Так в собственных мыслях и рассуждениях Алексей и Мефодий подъехали к реке.

Не зная, о чем в данную минуту думает Трегубов, Ланской решил кардинально изменить тактику беседы. В его голосе засквозил приказной тон, а взгляд стал сухим и надменным что, в общем-то, было присуще большинству представителей его сословия.

Алексей резво спрыгнул с коня, велев Мефодию отвести лошадей чуть поодаль, где они могли пастись и находиться в тени от солнечных лучей.
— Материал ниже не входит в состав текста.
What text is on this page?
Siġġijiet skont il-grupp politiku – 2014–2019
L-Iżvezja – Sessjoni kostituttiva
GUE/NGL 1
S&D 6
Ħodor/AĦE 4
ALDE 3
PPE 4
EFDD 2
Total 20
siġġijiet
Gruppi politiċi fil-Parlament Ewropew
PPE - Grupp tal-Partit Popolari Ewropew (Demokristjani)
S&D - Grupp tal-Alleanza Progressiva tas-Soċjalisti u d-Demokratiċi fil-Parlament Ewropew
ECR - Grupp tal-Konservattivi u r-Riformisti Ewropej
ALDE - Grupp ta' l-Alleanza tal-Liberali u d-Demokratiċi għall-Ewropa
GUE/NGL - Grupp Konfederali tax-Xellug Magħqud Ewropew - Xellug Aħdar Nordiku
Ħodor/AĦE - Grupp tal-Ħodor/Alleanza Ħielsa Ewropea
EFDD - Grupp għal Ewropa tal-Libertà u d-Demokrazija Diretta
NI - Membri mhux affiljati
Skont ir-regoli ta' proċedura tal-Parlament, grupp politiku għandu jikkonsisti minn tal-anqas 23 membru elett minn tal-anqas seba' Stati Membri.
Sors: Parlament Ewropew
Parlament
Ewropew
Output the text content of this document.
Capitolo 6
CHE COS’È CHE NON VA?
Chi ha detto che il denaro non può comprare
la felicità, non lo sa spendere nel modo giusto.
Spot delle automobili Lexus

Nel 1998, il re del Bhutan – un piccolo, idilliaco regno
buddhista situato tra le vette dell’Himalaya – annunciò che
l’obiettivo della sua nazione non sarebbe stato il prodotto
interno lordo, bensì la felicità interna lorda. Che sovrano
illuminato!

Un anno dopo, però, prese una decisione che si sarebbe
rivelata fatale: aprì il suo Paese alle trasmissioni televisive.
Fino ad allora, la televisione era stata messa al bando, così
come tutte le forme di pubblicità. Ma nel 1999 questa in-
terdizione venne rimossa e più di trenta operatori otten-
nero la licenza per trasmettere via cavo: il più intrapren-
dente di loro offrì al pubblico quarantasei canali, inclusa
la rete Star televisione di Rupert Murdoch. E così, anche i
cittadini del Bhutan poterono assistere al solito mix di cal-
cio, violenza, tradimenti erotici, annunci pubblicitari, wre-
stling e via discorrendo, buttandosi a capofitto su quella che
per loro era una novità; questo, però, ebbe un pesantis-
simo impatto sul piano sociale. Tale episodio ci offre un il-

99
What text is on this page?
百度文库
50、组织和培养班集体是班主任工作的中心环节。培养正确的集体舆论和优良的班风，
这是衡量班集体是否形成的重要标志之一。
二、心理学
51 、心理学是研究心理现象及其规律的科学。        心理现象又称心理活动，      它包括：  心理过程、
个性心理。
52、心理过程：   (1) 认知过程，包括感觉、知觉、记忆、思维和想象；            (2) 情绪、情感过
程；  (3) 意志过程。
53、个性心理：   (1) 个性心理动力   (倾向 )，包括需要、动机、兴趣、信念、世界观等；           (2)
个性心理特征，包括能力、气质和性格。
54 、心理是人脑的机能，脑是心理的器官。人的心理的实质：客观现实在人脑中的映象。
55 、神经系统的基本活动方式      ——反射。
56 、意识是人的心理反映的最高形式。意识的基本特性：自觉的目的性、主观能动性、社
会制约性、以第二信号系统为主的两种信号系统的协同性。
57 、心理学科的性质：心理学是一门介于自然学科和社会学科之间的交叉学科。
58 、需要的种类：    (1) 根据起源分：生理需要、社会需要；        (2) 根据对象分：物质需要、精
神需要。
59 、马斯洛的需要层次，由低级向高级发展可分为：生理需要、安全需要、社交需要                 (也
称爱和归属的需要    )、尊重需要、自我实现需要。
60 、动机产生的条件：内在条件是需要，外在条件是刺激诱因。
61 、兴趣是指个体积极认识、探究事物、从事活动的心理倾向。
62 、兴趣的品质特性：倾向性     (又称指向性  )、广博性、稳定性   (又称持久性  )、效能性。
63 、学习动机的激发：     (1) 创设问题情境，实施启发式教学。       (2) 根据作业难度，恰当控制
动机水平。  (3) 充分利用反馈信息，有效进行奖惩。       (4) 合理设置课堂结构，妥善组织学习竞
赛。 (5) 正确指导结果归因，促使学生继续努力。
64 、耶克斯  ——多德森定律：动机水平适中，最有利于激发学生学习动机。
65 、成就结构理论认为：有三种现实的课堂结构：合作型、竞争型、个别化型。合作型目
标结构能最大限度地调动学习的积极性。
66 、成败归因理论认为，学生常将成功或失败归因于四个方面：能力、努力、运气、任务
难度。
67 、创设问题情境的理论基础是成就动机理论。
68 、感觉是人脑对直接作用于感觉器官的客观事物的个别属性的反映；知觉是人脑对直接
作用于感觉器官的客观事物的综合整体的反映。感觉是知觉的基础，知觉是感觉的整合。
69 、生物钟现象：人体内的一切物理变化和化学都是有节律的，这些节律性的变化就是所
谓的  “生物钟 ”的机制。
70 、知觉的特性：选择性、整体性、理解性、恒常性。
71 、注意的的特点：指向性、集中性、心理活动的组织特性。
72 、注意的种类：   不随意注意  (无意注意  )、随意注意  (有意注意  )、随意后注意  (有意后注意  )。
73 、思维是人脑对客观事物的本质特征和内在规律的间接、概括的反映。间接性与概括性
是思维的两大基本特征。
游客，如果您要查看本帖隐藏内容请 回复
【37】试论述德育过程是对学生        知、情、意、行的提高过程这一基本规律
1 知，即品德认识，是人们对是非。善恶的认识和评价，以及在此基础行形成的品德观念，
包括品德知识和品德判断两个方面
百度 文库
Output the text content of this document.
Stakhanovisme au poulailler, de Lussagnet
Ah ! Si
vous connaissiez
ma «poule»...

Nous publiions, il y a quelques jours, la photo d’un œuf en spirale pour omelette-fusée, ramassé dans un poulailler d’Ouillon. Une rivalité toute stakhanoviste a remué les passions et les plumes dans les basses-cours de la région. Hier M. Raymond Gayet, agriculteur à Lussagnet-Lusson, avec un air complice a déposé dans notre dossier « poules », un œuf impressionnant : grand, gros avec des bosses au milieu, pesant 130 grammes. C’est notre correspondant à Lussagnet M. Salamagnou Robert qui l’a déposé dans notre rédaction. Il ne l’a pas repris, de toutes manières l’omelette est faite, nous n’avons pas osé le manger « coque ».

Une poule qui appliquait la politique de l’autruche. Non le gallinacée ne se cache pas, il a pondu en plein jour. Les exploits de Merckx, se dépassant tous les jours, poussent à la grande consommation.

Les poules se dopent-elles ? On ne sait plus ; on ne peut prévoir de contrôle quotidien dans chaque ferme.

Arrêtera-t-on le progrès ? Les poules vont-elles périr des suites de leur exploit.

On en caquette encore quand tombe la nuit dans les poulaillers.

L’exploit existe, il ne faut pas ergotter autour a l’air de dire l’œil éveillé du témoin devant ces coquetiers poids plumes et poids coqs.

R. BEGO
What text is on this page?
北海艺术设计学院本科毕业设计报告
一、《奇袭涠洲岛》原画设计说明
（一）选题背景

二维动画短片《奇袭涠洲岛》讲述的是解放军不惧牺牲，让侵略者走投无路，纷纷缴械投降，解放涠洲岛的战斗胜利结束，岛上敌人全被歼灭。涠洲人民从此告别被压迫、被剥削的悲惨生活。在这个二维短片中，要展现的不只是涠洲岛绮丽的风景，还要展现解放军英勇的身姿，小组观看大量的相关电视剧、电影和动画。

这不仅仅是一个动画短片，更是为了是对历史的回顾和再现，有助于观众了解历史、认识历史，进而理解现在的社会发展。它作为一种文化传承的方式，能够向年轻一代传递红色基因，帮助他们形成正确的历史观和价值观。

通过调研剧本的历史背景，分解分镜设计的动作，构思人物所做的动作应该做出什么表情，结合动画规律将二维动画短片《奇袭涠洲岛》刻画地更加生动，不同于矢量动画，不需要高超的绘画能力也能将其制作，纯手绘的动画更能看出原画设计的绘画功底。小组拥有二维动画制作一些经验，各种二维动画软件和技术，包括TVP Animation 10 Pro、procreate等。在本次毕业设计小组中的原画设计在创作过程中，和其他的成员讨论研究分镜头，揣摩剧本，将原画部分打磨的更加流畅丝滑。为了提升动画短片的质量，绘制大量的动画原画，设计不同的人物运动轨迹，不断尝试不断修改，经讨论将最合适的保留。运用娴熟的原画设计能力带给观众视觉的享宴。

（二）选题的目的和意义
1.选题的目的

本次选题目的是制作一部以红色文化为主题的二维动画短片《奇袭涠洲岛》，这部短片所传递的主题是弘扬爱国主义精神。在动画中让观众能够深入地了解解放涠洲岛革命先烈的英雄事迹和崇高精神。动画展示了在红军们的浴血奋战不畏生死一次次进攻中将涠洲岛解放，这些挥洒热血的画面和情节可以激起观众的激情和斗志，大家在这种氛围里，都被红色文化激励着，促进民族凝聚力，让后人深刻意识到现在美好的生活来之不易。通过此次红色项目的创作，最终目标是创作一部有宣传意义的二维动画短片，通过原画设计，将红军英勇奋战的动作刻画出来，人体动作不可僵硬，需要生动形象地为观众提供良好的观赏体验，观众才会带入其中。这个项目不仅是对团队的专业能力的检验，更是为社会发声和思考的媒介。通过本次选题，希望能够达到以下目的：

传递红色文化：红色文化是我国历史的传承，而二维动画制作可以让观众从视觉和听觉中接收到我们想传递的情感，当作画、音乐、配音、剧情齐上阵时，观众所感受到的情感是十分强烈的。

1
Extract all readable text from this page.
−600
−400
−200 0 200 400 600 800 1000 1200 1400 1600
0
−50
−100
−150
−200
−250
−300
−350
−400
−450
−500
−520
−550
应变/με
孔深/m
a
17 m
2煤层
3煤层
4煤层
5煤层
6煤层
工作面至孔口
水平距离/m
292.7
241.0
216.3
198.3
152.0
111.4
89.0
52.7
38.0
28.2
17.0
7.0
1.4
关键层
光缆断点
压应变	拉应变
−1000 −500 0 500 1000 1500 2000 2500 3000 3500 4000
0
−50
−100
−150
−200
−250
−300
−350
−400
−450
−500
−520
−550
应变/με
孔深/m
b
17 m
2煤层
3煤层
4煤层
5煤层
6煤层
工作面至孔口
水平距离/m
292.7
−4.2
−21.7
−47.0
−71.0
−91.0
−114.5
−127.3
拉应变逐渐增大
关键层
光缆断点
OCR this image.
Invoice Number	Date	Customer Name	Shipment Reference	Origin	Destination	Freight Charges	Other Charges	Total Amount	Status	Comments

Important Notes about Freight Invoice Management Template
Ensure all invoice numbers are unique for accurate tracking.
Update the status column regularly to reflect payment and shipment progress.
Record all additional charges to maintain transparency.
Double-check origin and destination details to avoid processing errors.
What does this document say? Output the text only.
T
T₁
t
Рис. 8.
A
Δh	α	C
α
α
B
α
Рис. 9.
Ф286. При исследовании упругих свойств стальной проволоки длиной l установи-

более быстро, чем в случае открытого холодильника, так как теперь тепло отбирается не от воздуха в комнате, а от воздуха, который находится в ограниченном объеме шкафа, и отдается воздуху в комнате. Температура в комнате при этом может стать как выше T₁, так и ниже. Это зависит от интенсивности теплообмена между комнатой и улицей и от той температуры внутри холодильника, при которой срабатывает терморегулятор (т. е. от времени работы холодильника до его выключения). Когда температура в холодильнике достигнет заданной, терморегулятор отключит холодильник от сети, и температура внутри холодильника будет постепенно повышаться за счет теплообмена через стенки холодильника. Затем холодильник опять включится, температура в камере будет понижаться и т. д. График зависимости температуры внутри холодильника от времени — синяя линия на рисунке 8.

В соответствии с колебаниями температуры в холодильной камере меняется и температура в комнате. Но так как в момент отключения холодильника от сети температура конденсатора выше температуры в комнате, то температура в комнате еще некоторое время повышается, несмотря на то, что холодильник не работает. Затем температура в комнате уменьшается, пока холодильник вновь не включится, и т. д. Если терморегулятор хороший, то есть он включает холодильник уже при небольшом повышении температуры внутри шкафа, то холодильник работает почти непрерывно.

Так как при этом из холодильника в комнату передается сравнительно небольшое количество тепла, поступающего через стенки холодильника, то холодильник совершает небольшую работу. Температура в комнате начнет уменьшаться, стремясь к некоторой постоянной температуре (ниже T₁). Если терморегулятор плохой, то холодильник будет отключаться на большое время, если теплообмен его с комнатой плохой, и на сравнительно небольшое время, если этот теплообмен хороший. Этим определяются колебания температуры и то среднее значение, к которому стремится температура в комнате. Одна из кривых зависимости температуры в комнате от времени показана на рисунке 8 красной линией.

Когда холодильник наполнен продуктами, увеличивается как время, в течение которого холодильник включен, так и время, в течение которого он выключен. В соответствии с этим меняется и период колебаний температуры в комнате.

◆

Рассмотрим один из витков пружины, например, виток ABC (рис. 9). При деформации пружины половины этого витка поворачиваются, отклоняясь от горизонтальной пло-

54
Потом, едва удостоив его взглядом, потребовал устроить под раскидистым дубом поздний завтрак, велев принести корзину с едой. Юноша почти насильно заставил Трегубова съесть вместе с ним блины и запить все это сбитнем.

Мефодий чуть не поперхнулся, когда Ланской, забыв про этикет, не воспользовался белоснежной салфеткой, а, абсолютно не задумываясь, слизал капельку меда с краешка алой губы и указательного пальца, слегка всосав его в рот.

Одарив конюха удивленным взглядом, мол, чего вылупился, Алексей приказал Трегубову пойти и узнать, не холодная ли в речке вода.

Пока тот, подойдя к берегу, скрипя зубами и кряхтя скидывал с себя сапоги, штаны и рубаху, оставшись в одних льняных портках, Ланской уже сверкал своим голым поджарым телом и белоснежными кальсонами, заходя в реку по колено.

- Где твоя хваленая расторопность, Мефодий? – подначивал его Алексей, слегка съежившись, заходя все глубже в проточную воду реки.

Когда конюх с ним поравнялся, Ланской с плохо скрываемым восхищением прошелся взглядом по его мускулистому телу, мощным плечам и груди.